Sometimes you may not recognize the memory. This happens when the stimulus is a part of the subconscious and is hidden from the conscious part of the brain.
Reincarnation is the process of rebirth. There is an ongoing debate that whether a person is reborn in this world or not. Some religions believe in this concept but most scientists consider it a myth.
According to this theory, Deja Vu is a memory of the previous life of an individual. The person might have faced this situation in his past life and now is facing it again in this life.
This theory was one of the earliest theories but is not widely accepted due to the lack of scientific proofs.
5: Alternate Universes:
This theory suggests that Deja Vu is connected to alternate universes. According to this theory, multiple parallel realities exist other than our world. These universes are invisible to us. But our counterparts are living their lives in these universes.
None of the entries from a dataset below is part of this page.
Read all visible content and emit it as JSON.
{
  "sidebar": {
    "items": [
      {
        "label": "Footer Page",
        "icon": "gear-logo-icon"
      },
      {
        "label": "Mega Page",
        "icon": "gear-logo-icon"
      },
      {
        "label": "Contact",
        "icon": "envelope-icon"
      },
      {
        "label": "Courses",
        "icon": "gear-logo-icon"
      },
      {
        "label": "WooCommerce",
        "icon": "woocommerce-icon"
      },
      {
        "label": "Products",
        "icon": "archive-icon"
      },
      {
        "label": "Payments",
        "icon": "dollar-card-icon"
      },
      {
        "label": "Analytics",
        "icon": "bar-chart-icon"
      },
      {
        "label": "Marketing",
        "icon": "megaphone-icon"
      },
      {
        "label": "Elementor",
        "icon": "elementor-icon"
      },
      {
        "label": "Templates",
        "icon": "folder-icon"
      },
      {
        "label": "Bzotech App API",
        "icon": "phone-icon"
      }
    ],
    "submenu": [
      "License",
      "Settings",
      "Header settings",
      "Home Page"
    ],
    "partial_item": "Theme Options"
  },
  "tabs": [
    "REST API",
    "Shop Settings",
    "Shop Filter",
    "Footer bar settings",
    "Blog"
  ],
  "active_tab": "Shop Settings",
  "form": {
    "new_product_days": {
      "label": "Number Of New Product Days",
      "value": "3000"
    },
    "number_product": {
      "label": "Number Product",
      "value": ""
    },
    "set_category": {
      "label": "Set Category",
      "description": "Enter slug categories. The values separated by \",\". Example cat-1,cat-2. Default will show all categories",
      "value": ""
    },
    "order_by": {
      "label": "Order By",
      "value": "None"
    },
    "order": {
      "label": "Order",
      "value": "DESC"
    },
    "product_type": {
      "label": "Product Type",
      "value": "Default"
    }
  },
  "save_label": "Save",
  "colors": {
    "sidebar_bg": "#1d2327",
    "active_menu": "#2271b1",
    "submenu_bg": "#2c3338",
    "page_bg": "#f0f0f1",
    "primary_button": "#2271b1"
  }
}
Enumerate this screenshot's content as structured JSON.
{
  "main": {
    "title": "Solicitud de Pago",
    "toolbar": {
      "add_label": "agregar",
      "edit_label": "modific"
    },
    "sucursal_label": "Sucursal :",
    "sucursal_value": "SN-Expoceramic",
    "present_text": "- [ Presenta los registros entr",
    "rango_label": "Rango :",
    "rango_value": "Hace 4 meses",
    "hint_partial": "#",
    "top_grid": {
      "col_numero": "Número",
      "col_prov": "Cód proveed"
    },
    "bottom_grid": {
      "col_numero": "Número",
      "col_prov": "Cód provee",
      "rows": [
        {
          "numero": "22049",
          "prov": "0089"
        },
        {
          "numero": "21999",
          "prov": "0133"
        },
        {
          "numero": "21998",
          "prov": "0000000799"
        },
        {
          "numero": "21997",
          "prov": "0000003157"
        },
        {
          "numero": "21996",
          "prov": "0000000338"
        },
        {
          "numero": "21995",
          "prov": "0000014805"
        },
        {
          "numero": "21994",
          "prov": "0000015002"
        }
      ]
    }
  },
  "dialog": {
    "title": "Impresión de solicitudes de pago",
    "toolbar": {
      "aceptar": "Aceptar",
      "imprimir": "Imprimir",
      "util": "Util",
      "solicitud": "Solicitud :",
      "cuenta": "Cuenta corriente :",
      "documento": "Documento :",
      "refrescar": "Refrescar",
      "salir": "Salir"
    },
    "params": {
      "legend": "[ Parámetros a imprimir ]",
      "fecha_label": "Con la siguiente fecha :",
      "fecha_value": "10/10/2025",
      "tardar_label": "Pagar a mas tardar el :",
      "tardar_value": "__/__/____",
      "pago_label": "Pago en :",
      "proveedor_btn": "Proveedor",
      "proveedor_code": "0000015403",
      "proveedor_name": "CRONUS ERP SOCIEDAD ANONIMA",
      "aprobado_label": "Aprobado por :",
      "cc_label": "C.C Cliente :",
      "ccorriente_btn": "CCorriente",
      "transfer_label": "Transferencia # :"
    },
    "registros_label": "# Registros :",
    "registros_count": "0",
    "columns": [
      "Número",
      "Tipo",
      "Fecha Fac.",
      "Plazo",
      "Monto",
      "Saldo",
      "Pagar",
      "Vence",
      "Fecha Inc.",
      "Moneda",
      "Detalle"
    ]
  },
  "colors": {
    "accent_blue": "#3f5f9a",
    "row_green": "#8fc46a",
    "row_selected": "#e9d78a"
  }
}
All the alternate universes have different frequencies. But these frequencies could match momentarily when the same action happens simultaneously. For example, you experience Deja Vu while driving a car then it means that your counterpart is driving the car in the same way in an alternate universe.
This theory is difficult to believe as no scientific explanation is present about the existence of alternate realities.
Another theory is Deja Vu is reliving a dream. The situation you are facing was once seen in a dream. For example, you are riding a bike on an open road and it all seems too familiar. Maybe you saw a dream where you were doing exactly the same thing. It suggests that Deja Vu merely is a recollection of our dreams.
Some people believe that Deja Vu associates with precognitive dreams. It means that the dream already told you about an event that will happen in the future. Hence, it felt like reliving the moment. But there is not much evidence to support this claim.
The idea of precognitive dreams is difficult to believe. But the association of Deja Vu with dreams cannot be denied.
7: Time Glitch:
According to the Glitch theory, Deja Vu happens due to a momentary breakdown in time. According to Einstein, there is no such thing as time. Human beings created it for their own ease.
Glitch theory believes that time is just an illusion and Deja Vu is a time break. If time doesn’t exist then we are living past, present and future at the same time. When Deja Vu occurs, we are living all states simultaneously. At that moment, we are free from the shackles of time.
Some people believe that UFOs can also be seen in a Deja Vu moment as a person is experiencing a higher level of consciousness at that time. Changes in Earth’s foundation also happens during such moments. This theory is exciting but far-fetched and difficult to prove.
8: Brain Damage:
Deja Vu occurs due to brain damage. It is a common symptom of various brain disorders. Both healthy and unhealthy individuals can experience Deja Vu. But it’s problematic when it happens more often. A person suffering from brain damage may have difficulty in differentiating Deja Vu and reality. Such people should seek immediate medical attention.